How is google storing the old url style? Why would it be ignoring the redirect and storing the old version?
8:16 am on Nov 3, 2012 (gmt 0)

Senior Member from US 

WebmasterWorld Senior Member lucy24 is a WebmasterWorld Top Contributor of All Time 5+ Year Member Top Contributors Of The Month

joined:Apr 9, 2011
posts:13923
votes: 496


Is it bringing up both? Two versions of each page? Or did you mean that the new correct URL is in a roboted-out area?

If google can't get to the new version, it will keep serving up cached copies of the old version forever. No-crawl does not mean no-index.

If I've understood the situation correctly, you need to do two things. First remove all those old URLs manually in GWT. (Fortunately you can do whole directories at once.) Then get rid of the robots block and replace it with a meta no-index on the individual pages.
8:43 am on Nov 3, 2012 (gmt 0)

Administrator

WebmasterWorld Administrator phranque is a WebmasterWorld Top Contributor of All Time 10+ Year Member Top Contributors Of The Month

joined:Aug 10, 2004
posts:10932
votes: 80


are you sure googlebot has crawled the old style urls? and seen the 301?
9:27 am on Nov 3, 2012 (gmt 0)

Senior Member

WebmasterWorld Senior Member g1smd is a WebmasterWorld Top Contributor of All Time 10+ Year Member Top Contributors Of The Month

joined:July 3, 2002
posts:18903
votes: 0


Google will request every URL it has ever seen, forever. Once they see the redirect, the old URL will be delisted from the SERPs. Google will still occasionally request the old URL to check the current status, forever. Make sure that all links on the site point to the new URLs.
9:50 am on Nov 3, 2012 (gmt 0)

Full Member

10+ Year Member

joined:Aug 5, 2003
posts: 246
votes: 6


Sorry I wasn't clear in my post. Late night and a lack of coffee.

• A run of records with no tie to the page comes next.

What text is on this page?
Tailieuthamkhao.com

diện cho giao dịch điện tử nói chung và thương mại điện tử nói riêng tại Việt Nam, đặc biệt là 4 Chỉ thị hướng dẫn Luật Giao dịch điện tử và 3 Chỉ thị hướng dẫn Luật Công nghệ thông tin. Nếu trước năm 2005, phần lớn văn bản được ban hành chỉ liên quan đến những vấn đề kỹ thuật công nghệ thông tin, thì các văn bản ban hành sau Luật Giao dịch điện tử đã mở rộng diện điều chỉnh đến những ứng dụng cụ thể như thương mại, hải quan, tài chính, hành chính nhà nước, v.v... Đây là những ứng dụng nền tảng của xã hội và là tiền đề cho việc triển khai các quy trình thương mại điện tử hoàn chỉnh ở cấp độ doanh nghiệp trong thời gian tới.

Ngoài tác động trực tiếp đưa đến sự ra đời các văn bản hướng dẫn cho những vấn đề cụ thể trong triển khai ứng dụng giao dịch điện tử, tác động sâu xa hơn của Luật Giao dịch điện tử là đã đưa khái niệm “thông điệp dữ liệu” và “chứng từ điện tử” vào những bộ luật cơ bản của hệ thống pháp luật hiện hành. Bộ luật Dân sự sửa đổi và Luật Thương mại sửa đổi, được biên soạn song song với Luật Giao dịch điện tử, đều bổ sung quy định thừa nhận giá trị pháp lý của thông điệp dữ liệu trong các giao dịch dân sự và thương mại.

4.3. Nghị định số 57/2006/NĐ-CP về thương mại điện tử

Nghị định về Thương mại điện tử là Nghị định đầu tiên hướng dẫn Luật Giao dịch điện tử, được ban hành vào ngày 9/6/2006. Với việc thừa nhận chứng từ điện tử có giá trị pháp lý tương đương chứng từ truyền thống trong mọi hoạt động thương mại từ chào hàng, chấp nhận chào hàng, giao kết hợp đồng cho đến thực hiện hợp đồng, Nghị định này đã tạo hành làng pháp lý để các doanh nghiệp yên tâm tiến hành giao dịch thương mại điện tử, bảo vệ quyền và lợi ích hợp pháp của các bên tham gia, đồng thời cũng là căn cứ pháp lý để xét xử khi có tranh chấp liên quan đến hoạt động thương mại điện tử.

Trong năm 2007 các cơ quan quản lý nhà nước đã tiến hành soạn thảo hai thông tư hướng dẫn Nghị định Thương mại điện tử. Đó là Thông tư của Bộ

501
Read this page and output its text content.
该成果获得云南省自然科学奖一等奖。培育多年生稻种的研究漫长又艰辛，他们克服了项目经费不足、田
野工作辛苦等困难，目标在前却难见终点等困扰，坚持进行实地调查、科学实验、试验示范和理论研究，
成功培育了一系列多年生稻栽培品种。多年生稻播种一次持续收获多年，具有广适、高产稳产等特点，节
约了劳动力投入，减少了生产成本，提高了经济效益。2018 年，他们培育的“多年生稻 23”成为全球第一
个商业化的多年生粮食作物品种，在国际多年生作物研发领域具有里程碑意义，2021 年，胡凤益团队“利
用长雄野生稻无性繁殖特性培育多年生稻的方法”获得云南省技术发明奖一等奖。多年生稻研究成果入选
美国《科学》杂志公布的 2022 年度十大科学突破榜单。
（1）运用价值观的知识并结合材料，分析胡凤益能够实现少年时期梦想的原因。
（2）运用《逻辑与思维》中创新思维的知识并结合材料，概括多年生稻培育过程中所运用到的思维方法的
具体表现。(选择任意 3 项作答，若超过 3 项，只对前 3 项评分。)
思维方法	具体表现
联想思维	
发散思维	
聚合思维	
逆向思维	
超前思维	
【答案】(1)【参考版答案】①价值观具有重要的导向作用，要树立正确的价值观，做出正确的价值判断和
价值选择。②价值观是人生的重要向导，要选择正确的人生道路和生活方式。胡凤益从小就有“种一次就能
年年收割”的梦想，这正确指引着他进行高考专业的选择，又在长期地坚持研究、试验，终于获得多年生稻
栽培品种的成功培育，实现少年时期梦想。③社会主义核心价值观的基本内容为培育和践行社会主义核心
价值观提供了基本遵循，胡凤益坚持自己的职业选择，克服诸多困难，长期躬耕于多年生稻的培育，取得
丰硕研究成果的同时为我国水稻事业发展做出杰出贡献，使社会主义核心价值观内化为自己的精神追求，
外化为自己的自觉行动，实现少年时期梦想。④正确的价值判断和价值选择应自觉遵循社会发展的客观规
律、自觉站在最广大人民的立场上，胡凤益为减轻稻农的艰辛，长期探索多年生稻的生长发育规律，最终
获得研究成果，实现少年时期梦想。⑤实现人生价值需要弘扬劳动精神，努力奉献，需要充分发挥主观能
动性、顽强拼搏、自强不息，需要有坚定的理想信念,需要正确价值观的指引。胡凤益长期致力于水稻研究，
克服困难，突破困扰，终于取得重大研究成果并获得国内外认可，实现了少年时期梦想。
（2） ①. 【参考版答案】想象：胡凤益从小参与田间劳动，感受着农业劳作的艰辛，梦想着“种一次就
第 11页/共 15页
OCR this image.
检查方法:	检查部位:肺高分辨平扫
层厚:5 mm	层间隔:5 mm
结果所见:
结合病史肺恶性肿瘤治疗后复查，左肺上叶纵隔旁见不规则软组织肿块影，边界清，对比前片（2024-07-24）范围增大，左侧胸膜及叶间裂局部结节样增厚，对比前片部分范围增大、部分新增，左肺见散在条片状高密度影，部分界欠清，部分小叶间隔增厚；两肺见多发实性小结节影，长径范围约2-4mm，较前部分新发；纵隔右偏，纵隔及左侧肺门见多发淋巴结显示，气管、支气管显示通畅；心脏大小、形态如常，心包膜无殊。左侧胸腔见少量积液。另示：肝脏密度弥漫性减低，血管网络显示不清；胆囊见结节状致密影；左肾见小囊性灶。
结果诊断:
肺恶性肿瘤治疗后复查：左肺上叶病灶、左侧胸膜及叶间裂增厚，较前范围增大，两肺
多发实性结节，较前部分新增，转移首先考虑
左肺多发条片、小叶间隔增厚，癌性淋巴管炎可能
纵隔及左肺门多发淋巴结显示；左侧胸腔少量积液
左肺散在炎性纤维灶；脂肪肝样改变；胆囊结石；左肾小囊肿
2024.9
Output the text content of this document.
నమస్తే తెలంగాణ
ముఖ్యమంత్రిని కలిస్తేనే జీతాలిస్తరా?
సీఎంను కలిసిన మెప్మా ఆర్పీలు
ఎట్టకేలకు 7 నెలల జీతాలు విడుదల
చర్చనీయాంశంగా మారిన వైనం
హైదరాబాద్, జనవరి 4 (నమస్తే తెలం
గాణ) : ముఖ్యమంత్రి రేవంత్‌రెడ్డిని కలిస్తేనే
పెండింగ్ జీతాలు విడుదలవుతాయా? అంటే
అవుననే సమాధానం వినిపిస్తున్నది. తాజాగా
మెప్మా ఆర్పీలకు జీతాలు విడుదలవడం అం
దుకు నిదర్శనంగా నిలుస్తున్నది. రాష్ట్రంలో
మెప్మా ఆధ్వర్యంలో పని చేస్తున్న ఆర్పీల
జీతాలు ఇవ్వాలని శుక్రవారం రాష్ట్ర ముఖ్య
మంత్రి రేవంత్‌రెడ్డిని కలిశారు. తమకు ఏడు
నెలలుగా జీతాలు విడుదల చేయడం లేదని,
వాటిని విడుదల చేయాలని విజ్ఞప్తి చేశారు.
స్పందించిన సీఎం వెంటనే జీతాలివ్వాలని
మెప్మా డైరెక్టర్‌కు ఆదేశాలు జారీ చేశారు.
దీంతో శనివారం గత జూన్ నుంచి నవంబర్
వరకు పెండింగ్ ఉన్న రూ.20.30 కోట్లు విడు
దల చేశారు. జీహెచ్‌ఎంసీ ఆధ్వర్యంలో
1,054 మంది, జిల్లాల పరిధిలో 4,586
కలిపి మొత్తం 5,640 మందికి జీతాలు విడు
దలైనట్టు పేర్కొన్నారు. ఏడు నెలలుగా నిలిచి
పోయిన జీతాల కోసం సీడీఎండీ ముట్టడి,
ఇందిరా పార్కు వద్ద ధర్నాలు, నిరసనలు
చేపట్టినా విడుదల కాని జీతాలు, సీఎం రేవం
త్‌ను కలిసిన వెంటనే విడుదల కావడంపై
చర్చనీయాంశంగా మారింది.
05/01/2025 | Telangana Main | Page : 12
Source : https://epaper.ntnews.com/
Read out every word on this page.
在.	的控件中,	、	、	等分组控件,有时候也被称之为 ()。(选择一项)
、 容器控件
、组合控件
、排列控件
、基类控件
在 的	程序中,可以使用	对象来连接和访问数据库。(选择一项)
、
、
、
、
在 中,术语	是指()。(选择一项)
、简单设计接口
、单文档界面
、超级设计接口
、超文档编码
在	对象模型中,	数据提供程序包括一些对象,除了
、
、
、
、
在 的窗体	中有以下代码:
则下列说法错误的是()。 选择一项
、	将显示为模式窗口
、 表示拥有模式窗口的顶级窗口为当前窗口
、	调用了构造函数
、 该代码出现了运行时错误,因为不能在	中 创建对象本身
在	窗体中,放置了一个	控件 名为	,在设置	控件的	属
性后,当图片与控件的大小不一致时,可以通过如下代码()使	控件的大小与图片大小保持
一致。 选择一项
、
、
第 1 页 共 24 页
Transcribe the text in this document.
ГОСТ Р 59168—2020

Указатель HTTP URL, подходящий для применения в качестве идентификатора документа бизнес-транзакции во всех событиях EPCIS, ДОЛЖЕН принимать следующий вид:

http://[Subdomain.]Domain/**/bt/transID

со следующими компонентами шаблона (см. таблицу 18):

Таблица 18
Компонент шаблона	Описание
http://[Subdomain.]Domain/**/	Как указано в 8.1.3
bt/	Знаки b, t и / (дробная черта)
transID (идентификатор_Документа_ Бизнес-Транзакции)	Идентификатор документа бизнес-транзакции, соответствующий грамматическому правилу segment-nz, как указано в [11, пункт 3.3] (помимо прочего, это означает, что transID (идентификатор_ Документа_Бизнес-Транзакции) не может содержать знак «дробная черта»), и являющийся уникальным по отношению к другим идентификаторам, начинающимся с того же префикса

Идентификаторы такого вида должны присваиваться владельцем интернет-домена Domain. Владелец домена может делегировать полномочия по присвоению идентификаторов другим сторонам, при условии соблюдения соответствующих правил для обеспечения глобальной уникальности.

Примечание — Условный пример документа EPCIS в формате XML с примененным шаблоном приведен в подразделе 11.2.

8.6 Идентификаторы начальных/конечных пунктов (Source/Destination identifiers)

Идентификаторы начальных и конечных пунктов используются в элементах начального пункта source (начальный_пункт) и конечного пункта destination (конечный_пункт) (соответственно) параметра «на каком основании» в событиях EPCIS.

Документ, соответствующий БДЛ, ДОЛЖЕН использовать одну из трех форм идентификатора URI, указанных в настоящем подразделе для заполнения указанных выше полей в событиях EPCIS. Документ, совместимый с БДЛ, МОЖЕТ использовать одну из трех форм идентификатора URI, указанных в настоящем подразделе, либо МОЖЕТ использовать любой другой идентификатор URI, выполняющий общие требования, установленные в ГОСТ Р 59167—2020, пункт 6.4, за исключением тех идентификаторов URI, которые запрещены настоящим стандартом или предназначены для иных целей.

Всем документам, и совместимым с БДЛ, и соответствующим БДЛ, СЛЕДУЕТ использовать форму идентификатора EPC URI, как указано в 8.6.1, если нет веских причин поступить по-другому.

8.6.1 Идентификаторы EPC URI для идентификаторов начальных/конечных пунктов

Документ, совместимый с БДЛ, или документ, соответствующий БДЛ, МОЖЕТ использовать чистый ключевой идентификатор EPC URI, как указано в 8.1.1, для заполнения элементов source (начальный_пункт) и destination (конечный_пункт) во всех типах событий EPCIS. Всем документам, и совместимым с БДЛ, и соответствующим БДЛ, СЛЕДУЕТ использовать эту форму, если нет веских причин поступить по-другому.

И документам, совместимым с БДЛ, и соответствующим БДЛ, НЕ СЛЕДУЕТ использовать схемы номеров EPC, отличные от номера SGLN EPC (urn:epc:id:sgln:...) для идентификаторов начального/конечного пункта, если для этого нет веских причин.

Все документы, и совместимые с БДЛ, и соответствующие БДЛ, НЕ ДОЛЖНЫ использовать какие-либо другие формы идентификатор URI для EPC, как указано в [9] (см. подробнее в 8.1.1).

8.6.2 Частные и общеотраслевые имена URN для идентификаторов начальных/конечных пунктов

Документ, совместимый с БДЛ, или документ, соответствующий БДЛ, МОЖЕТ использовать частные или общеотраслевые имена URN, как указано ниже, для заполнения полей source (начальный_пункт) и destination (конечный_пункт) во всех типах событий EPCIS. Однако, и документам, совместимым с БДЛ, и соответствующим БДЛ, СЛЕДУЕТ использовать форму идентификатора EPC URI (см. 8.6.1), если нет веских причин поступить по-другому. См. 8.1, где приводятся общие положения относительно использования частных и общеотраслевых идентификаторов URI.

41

The edit page was the only place where the old style URL was showing up (it was a more info link for each news story that would bring up the full article.)

That edit page is in a subdir blocked by robots.txt and protected by http auth. That's the only place those links showed up.

I haven't used those old style urls in the public areas in years. But google was somehow indexing stories from even a few days ago via the incorrect "more info" link in the robots.txt blocked area. The public facing pages have a redirect that catches any of the old style urls with a 301. That's been in place for at least 10 years.

I'm thinking the only way Google could have been aware of those links is via the Google Analytics code that is in the main template and therefore even gets included on the admin pages.